We combined 1,637 PBMC and 20 endothelial cells randomly chosen out of the total 70. We then calculated the anomaly score of each cell after DCS normalization. The normalization and anomaly score calculation was repeated 100 times, each time with new randomly chosen 20 cells out of the 70 available cells. Receiver operating characteristic (ROC) curves were calculated for each of the 100 realizations with the cell anomaly rank as threshold. The average ROC curve is shown in Fig. 5A. The AUC is 0.929, indicating that the anomaly score can efficiently identify cells of a phenotype different than the majority of the other cells in the dataset. Next, instead of normal endothelial cells we used Merkel cell carcinoma cells (from SRA749327, SRS3693909) resulting in AUC of 100-fold average ROC 0.951, Fig. 5B, and Kaposi’s sarcoma cells (from SRA843432, SRS4322341) resulting in AUC of 100-fold average ROC 0.844, Fig. 5C. As a negative control, we replaced the 70 endothelial cells with 928 T cells from a bone marrow sample (from SRS3805245, GSM3396161) sequenced using Illumina HiSeq 3000 and 10× chromium, but otherwise very similar to the endothelial cells in sequencing depth and median number of expressed genes per cell. As before, we chose 20 out of the 928 T cells and combined them with 1637 blood cells. The ROC curve averaged over 100 random realizations average is shown in Fig. 5, curve (D). The AUC is 0.594, indicating that cells of similar phenotype get similar score despite being sequenced in different experiments. We have also used 5 and 10 cells instead of 20 in a set of additional in silico experiments to verify that the resulting AUC values are similar to the experiments with 20 cells detailed above.

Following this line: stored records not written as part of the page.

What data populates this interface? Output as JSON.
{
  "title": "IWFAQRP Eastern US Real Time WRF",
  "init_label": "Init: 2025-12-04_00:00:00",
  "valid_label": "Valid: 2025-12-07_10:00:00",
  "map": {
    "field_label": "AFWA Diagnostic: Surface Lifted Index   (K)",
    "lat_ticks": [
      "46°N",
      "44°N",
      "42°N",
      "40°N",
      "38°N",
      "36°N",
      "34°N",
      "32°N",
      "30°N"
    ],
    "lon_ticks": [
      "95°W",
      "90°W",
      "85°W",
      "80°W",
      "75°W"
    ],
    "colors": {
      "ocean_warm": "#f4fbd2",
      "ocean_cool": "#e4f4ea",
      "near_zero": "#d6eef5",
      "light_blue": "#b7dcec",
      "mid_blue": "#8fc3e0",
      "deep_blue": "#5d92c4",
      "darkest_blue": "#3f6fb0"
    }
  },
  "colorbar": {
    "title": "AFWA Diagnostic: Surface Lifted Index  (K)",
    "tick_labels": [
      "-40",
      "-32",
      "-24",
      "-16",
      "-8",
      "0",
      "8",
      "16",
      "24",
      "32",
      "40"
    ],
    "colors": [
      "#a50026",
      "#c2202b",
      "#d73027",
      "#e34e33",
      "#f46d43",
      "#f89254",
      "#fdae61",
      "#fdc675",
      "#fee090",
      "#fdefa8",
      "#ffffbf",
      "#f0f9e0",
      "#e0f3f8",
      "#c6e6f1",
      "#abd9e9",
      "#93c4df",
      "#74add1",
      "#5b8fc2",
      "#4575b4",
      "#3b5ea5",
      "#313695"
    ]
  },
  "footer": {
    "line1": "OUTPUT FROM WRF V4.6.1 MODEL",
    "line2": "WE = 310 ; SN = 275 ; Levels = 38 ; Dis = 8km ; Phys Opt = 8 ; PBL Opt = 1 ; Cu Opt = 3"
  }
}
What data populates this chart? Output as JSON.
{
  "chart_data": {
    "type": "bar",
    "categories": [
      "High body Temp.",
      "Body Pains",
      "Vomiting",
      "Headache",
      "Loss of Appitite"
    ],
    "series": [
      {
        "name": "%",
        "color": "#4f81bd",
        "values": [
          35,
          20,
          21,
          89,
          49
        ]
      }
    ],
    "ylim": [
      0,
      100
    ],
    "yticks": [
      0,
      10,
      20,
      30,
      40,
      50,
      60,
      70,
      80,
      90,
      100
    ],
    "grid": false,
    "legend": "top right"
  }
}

To emphasize the difference between anomaly detection and clustering, we have quantified how close anomalous cells are to clusters of other cells. First we analyzed the normal PBMC cells to identify two clusters, L and M, with 1,231 lymphoid cells and 407 myeloid cells, respectively. Then, we combined the PBMC cells with 20 randomly chosen endothelial cells, hereon denoted as cluster O, and we normalized and projected the expression data on the principal components. Next, we calculated the inter- and intra-cluster euclidean distance for the clusters L, M and O, and derived the Silhouette scores for each of the clusters (defined as the difference between the nearest inter-cluster distance and intra-cluster distance, divided by the larger of the two) and the average Silhouette score across all cell in clusters L, M and O. Repeating this procedure 100 times, each time selecting a new set of cells O, we calculated the average measures, summarized in Table S2. The table has four sections where the small cluster O corresponds to the four cases in Fig. 5. The analysis shows that the O clusters always have to lowest silhouette score, indicating that clustering algorithms based on an euclidean distance will not separate the cells in O from the L and M cells.